Jan Schwarzenbach, erwarten uns hinsichtlich Schweizer Wein Jahrgang 2017 leere Regale?
Das tönt jetzt sehr dramatisch. Aber es ist schon so, dass von einigen Regionen weniger Wein da sein wird. Der schlimme Frost hat je nach Lage und Traubensorte viel vernichtet, vor allem in jenen Rebbergen, wo sich die kalte Luft ansammeln konnte und wo die Triebe bereits entwickelt waren. Leer werden unsere Regale nicht sein, aber Weine, die sehr gefragt sind, könnten noch rarer werden, etwa die Waadtländer Weissen oder die Bündner Weine.
Der Frost von Ende April hat die Rebenblüte in vielen Regionen stark beschädigt oder gar zerstört. Welche Gegenden hat es besonders schlimm getroffen?
Eigentlich sind alle Schweizer Weinregionen in Mitleidenschaft gezogen, besonders schwere Schäden meldet die gesamte Deutschschweiz von Baselland über den Aargau, Zürich, Schaffhausen, Thurgau bis ins Rheintal. Aber auch Wallis, Graubünden, Genf, die Innerschweiz und der Vully sind stark betroffen. Weniger frostig war es im Tessin, der Waadt sowie an Bieler- und Neuenburgersee.
Wie steht es in unseren Nachbarländern? Auch diese erlitten kapitale Frostschäden.
Das spanische Riojagebiet zum Beispiel meldet schwere Verluste, dort waren jedoch die beiden letzten Jahrgänge sehr stark - vielleicht lässt sich der Ausfall mit grösseren Einkäufen beim 15er und 16er überbrücken. Besonders betroffen waren frühblühende Sorten, etwa der Gewürztraminer im Elsass. Beim Bordeaux zeigt sich eine recht unterschiedliche Lage: Frost auf der Pomerol- und Saint-Emilion-Seite, weniger im Médoc und Graves. Beim Prosecco traf es vor allem die DOC-Gebiete, die DOCG-Zone wurde weit weniger stark beschädigt.
Wie reagiert Coop/Mondovino auf diese zu erwartenden Minimalernten?
Ich bin überzeugt, dass die Winzer alles daran setzen werden, uns trotz allem nach Kräften zu beliefern. Und unser Einkauf wird sich bemühen, die Lücken zu schliessen, sei es mit anderen Traubensorten aus denselben Regionen, sei es mit anderen Jahrgängen. Das kann natürlich eine gewisse Sortimentsveränderung nach sich ziehen.
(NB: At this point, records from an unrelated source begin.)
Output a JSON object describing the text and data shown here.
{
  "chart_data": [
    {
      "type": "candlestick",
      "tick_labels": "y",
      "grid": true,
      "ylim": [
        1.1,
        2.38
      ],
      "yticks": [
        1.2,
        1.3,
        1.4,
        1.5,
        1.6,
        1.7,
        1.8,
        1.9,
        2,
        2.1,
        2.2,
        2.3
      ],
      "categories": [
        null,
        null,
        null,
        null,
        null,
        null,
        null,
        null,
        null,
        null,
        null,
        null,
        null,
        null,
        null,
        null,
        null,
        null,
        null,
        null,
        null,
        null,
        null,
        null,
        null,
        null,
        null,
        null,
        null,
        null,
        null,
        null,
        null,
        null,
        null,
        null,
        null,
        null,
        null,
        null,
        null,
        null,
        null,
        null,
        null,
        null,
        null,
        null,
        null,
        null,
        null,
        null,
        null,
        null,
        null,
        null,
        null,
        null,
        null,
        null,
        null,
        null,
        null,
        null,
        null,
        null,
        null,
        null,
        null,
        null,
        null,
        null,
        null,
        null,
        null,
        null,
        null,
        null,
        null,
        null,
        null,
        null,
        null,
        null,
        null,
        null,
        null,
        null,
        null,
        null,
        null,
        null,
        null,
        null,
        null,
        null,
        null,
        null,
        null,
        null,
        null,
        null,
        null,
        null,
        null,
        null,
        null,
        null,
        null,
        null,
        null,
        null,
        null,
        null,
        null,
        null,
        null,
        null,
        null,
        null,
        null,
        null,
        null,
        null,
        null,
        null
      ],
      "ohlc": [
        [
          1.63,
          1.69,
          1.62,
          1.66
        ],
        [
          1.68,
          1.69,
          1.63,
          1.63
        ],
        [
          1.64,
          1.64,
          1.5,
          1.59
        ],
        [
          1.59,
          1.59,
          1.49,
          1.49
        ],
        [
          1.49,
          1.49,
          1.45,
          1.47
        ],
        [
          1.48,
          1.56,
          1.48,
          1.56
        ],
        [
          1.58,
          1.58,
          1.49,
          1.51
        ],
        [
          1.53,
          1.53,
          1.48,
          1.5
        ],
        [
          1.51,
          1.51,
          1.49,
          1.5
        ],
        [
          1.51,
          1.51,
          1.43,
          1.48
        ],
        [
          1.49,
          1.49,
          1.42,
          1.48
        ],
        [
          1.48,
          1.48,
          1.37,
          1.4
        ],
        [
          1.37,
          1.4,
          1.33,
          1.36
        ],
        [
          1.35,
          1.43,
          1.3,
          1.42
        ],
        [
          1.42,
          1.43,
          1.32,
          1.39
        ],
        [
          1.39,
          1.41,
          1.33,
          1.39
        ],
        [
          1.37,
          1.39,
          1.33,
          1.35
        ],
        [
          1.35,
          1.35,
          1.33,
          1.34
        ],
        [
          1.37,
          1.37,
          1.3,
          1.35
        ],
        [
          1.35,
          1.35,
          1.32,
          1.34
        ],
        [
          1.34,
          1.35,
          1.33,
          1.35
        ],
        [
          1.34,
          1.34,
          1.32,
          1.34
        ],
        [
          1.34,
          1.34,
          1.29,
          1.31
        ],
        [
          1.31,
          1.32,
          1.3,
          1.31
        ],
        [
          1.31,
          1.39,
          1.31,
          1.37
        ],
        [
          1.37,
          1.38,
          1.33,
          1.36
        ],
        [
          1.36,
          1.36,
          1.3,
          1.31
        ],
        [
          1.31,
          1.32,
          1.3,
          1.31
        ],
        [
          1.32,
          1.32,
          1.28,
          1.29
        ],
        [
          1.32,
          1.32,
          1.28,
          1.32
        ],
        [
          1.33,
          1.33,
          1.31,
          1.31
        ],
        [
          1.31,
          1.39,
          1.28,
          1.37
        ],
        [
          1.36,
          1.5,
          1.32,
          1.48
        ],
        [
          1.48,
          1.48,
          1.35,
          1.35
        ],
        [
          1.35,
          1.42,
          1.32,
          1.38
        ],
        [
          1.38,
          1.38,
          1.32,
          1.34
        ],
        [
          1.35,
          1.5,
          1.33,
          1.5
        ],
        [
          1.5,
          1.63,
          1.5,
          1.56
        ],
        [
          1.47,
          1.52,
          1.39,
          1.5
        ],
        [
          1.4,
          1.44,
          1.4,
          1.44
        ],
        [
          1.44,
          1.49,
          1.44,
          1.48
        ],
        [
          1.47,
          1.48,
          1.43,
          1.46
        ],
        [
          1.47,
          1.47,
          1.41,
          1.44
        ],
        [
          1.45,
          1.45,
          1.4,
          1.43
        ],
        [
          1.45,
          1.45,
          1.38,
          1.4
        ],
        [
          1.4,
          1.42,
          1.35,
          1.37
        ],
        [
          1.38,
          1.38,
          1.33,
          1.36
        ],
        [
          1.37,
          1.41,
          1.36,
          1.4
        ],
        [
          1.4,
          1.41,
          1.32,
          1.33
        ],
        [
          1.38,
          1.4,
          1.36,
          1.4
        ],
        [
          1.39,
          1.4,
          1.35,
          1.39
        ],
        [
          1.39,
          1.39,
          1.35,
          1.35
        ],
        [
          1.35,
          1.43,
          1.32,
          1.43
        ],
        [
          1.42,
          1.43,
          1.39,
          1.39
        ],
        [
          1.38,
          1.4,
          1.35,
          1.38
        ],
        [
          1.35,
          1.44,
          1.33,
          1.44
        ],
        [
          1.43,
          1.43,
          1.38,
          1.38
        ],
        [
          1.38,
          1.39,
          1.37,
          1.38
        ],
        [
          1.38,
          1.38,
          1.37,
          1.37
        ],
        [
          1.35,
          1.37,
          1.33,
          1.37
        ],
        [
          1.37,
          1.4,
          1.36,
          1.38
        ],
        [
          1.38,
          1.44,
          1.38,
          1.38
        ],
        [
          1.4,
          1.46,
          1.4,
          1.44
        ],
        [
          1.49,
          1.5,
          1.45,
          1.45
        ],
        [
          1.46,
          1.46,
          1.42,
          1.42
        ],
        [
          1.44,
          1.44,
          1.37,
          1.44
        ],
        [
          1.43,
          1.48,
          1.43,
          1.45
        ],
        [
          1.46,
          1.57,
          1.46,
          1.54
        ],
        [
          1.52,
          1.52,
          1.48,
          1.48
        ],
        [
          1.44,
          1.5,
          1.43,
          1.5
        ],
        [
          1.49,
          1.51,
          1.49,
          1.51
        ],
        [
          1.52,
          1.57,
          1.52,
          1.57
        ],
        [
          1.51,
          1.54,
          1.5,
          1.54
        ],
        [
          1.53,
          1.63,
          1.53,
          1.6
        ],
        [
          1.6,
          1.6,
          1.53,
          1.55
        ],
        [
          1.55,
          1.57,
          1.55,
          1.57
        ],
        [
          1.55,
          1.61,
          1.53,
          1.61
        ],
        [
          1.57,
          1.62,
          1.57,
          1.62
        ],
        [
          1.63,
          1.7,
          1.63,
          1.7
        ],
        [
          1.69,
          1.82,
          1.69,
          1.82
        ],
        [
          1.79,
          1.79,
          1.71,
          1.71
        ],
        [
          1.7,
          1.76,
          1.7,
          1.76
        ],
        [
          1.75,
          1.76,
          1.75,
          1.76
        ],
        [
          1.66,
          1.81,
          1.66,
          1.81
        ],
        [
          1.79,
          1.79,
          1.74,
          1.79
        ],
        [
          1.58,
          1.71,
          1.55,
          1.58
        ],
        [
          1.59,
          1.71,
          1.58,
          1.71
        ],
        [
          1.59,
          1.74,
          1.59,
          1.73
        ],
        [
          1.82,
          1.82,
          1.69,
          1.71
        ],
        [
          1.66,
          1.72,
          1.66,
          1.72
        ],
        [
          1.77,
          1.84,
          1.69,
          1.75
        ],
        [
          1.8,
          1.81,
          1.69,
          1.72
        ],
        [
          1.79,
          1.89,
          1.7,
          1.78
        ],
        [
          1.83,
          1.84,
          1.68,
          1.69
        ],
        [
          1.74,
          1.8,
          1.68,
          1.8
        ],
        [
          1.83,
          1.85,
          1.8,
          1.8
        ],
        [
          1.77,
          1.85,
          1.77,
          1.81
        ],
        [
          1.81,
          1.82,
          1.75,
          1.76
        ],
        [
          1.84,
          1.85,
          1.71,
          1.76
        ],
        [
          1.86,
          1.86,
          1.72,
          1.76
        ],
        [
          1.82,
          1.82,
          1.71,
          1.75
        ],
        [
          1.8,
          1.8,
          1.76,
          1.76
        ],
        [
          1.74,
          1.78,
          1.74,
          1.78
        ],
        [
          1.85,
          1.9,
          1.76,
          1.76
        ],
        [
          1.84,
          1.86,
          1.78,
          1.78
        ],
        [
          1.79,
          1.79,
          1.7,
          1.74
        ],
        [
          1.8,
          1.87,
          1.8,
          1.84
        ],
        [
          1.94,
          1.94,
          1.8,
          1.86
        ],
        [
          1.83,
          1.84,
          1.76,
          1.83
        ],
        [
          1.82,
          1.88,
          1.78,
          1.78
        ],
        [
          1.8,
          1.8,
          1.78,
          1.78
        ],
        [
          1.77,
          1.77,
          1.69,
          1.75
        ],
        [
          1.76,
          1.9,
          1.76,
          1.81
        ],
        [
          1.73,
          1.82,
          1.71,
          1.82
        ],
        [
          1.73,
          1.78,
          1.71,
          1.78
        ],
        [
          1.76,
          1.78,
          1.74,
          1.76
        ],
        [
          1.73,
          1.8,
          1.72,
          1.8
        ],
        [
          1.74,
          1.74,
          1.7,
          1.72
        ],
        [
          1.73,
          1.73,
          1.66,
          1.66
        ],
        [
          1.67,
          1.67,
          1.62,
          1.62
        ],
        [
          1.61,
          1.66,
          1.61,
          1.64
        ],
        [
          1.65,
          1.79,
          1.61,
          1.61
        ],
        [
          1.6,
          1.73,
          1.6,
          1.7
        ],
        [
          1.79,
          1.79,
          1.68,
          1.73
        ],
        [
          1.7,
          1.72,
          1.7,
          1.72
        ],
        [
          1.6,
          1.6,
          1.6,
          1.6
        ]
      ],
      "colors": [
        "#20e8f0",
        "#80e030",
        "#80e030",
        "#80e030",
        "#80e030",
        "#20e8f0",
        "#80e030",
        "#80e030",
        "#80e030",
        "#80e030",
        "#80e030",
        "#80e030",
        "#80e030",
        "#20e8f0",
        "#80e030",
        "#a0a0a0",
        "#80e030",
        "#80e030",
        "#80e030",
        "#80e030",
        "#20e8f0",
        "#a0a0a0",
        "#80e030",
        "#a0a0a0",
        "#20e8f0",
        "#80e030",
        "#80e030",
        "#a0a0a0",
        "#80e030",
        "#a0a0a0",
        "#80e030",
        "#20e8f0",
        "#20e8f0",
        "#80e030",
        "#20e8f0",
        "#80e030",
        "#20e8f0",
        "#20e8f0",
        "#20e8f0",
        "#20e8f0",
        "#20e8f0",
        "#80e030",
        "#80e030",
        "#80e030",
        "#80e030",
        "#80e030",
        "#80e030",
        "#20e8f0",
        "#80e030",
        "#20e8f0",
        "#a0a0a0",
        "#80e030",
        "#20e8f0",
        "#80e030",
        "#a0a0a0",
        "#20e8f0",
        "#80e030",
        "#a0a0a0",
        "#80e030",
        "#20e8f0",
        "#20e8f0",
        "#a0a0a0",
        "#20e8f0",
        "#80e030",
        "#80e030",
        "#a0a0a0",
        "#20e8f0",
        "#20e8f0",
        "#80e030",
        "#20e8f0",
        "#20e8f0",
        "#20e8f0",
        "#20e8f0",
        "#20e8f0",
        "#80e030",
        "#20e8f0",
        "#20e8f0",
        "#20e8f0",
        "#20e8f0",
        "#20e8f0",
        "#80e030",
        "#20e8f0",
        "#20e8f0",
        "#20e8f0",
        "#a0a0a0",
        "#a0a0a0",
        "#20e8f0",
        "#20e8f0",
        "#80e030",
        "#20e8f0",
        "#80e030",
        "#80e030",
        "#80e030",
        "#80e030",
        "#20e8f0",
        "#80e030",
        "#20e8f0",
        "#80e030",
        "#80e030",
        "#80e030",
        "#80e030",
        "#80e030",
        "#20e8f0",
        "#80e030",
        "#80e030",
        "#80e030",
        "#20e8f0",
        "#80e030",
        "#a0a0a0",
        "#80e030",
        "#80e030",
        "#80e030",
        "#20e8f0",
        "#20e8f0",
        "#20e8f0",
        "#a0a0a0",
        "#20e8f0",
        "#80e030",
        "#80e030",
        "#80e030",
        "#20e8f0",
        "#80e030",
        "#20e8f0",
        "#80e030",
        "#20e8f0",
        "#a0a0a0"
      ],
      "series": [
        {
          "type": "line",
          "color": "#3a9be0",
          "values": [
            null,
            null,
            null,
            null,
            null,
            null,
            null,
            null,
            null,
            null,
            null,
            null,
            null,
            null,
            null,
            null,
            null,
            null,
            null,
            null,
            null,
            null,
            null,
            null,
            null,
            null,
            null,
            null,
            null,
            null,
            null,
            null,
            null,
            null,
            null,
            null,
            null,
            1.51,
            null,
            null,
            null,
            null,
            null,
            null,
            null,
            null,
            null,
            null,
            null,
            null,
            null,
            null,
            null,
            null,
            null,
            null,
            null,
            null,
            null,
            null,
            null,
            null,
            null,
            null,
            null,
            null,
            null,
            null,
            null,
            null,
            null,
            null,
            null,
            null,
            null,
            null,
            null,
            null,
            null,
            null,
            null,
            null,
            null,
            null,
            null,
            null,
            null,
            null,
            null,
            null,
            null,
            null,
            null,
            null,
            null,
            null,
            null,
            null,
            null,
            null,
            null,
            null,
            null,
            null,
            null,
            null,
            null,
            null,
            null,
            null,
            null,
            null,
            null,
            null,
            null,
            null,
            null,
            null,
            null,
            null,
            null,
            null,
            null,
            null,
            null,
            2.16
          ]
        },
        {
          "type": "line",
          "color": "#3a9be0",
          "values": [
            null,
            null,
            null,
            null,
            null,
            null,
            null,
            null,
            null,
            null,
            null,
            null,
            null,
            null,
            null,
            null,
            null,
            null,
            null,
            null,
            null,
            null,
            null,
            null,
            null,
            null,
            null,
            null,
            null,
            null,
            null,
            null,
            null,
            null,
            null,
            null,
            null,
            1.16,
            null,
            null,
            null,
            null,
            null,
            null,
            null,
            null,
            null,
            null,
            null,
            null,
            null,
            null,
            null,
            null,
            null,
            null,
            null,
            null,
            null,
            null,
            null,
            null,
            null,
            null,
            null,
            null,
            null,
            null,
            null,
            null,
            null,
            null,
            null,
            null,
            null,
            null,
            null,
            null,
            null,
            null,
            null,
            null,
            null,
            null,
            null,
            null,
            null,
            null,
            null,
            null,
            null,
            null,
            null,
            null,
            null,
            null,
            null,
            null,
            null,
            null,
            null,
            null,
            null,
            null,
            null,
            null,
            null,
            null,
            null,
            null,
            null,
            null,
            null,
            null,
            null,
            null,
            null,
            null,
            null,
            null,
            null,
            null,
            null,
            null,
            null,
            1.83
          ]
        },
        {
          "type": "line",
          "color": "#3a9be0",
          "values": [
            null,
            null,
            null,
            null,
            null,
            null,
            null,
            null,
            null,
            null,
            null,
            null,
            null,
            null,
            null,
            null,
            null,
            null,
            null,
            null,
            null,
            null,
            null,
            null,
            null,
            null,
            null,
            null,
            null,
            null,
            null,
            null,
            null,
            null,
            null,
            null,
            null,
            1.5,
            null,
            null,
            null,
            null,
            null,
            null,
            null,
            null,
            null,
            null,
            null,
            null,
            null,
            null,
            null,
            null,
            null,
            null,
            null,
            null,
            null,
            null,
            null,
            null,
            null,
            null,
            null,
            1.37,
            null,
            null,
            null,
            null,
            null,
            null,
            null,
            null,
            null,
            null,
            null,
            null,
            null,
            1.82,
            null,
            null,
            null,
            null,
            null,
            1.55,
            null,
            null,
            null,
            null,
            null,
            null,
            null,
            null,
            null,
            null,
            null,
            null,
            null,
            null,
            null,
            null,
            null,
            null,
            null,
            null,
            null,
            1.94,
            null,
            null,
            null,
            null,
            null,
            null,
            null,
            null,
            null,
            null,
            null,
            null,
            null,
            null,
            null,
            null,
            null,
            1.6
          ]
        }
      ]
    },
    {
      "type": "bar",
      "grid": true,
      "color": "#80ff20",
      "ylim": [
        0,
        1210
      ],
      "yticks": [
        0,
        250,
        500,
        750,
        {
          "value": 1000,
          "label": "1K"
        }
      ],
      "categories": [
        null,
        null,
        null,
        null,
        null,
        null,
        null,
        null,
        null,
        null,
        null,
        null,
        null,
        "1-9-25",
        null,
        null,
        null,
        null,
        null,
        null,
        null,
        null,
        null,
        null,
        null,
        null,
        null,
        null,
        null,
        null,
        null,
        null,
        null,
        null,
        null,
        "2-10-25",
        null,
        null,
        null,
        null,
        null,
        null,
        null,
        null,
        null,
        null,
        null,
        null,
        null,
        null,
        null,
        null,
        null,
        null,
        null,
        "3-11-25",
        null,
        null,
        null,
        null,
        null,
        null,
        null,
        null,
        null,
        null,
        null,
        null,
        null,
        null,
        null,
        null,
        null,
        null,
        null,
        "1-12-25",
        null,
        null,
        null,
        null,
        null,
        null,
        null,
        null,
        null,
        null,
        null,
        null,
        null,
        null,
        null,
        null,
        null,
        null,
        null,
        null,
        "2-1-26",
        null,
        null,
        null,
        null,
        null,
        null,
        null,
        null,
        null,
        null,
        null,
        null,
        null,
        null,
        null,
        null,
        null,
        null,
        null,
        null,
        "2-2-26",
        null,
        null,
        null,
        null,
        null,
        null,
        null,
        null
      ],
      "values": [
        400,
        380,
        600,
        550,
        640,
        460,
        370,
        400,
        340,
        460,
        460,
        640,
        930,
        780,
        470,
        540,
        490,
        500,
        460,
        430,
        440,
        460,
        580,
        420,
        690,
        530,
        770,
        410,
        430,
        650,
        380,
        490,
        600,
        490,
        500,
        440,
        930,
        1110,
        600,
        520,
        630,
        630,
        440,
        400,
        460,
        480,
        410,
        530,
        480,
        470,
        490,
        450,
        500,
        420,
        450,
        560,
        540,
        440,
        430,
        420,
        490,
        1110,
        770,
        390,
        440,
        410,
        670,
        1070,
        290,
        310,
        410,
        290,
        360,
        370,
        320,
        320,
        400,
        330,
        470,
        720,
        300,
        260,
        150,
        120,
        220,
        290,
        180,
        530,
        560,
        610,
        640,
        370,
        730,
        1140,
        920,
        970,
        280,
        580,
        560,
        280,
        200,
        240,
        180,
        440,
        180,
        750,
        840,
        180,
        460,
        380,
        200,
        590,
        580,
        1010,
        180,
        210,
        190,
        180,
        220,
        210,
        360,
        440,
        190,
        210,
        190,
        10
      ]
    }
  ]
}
2016 ging der Schweizer Weissweinkonsum um 13 Prozent zurück, der Rotweinmarkt verlor 6 Prozent. Verschärft sich diese Situation jetzt noch zusätzlich?
Ja, der Konsum ist etwas rückläufig. Es ist jedoch schwer vorauszusagen, wie sich der Markt entwickeln wird. Die Menge an Reserven spielt eine Rolle. Und falls der Jahrgang 2018 sehr gut und quantitativ grösser wird, würde das die Lage wieder entschärfen - aber das alles wissen wir heute noch nicht.
Viel zu reden und zu schreiben gaben in den letzten Wochen auch zu hohe Pestizidrückstände bei einigen Winzern. Kontrolliert Coop ihre Lieferanten in diesem Bereich?
Beim Biowein haben wir sehr strenge Kontrollen, jeder Wareneingang wird auf rund 70 Pestizide geprüft - übrigens wurde bisher noch nie etwas Unerlaubtes gefunden. Bei allen anderen Weinen werden regelmässig Stichproben gemacht.
Wie wichtig ist der Schweizer Wein im Coop-Sortiment?
Er ist ganz klar unser wichtigster Wein. In Anzahl Flaschen gerechnet belegt die Schweiz rund 20 Prozent, punkto Umsatz sind es 25 bis 33 Prozent, weil sich die einheimischen Weine durchschnittlich im etwas höheren Preissegment bewegen. Der gesamte Anteil ist stabil - aber er wäre wohl steigend, wenn wir immer genügende Mengen zur Verfügung hätten! Denn der Schweizer Wein ist bei unseren Kunden beliebt und erfreut sich einer grossen und immer grösseren Nachfrage.
>> Jan Schwarzenbach (geboren 1976), ist Leiter Direktverkauf Wein am Hauptsitz von Coop in Basel. Im März 2016 absolvierte er erfolgreich die Prüfung als Master of Wine MW - eine äusserst schwierige Ausbildung, die in der Schweiz zuvor erst drei Fachleute bestanden haben.